Tony Ortega’s Former Boss Sentenced to Prison for Sex Trafficking Site Ortega Championed

On August 28, the founder of the Backpage sex trafficking website, Michael Lacey, was sentenced to five years in prison

Lacey was hate blogger Tony Ortega’s former boss—a boss Ortega praised as “smart enough to start Backpage.”

Beyond gushing about his criminal employer, Ortega extolled the virtues of the site he founded—a site the attorney general’s office described as “a multi-million-dollar online sex trafficking hub.”

Minors trafficked on Backpage include a teenager who described being gang-raped, choked and forced to perform sexual acts at gunpoint. Still others were strangled or stabbed to death.

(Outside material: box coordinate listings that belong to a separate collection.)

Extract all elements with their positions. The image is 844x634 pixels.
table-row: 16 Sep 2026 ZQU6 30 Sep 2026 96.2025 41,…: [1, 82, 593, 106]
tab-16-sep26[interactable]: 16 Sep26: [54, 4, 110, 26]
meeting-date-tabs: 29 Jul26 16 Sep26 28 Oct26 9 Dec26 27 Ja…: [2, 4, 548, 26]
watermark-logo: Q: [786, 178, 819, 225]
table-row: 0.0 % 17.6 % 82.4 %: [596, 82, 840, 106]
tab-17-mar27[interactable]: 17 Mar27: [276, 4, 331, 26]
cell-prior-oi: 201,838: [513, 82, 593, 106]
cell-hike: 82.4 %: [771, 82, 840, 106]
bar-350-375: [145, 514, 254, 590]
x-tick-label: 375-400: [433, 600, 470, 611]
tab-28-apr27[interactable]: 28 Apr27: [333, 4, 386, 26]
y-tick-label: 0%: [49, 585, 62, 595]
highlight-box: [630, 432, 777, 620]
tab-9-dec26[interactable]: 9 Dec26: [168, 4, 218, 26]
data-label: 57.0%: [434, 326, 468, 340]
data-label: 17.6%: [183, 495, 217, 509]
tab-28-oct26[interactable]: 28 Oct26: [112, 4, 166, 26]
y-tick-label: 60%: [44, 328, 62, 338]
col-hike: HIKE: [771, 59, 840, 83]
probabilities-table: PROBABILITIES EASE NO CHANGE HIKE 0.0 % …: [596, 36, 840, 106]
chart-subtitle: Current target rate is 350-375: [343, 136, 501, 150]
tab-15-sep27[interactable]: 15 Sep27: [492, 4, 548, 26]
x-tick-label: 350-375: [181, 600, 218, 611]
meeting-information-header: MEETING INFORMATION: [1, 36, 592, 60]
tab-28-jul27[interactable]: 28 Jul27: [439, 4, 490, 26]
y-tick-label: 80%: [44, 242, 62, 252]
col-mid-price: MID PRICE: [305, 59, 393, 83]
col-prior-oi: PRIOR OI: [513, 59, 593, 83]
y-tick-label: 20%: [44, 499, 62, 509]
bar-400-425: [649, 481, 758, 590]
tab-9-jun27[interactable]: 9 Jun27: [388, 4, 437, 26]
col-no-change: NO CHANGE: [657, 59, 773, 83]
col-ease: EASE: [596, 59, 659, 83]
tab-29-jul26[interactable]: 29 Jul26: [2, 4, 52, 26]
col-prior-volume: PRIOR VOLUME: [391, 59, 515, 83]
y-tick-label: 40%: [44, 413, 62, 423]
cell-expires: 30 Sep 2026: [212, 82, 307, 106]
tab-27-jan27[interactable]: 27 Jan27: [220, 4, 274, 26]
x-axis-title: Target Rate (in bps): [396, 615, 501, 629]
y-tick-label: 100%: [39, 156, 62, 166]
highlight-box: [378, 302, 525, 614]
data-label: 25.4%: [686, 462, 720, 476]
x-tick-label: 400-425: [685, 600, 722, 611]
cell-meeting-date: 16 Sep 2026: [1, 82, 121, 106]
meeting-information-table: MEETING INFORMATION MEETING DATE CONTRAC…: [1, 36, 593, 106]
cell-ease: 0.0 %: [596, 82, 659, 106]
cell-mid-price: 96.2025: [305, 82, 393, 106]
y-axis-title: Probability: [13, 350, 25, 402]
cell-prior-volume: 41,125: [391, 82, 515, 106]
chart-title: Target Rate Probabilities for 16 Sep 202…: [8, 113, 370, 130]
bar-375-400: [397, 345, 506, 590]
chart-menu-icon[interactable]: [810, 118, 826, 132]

Lacey was given until September 11, 2024 to report to the US Marshals Service to begin serving his prison sentence. Lacey’s co-founder, James Larkin, committed suicide before trial in 2023.

Ortega championed Backpage with such vehemence that The New York Times labeled him the sex trafficking site’s “attack dog.” Ortega ridiculed human rights activists seeking to expose Backpage and, in a desperate bid to keep the site in business, publicly downplayed sex trafficking as “a mass panic,” “national fantasy” and “small problem” and targeted those raising awareness about what he called a “nonexistent epidemic of sexual slavery.” 

Even up to days before Lacey’s sentencing—and months after his conviction—The Mercury News’ Frank Pine and Martha Ross continued to use Tony Ortega as an anti-Scientology source.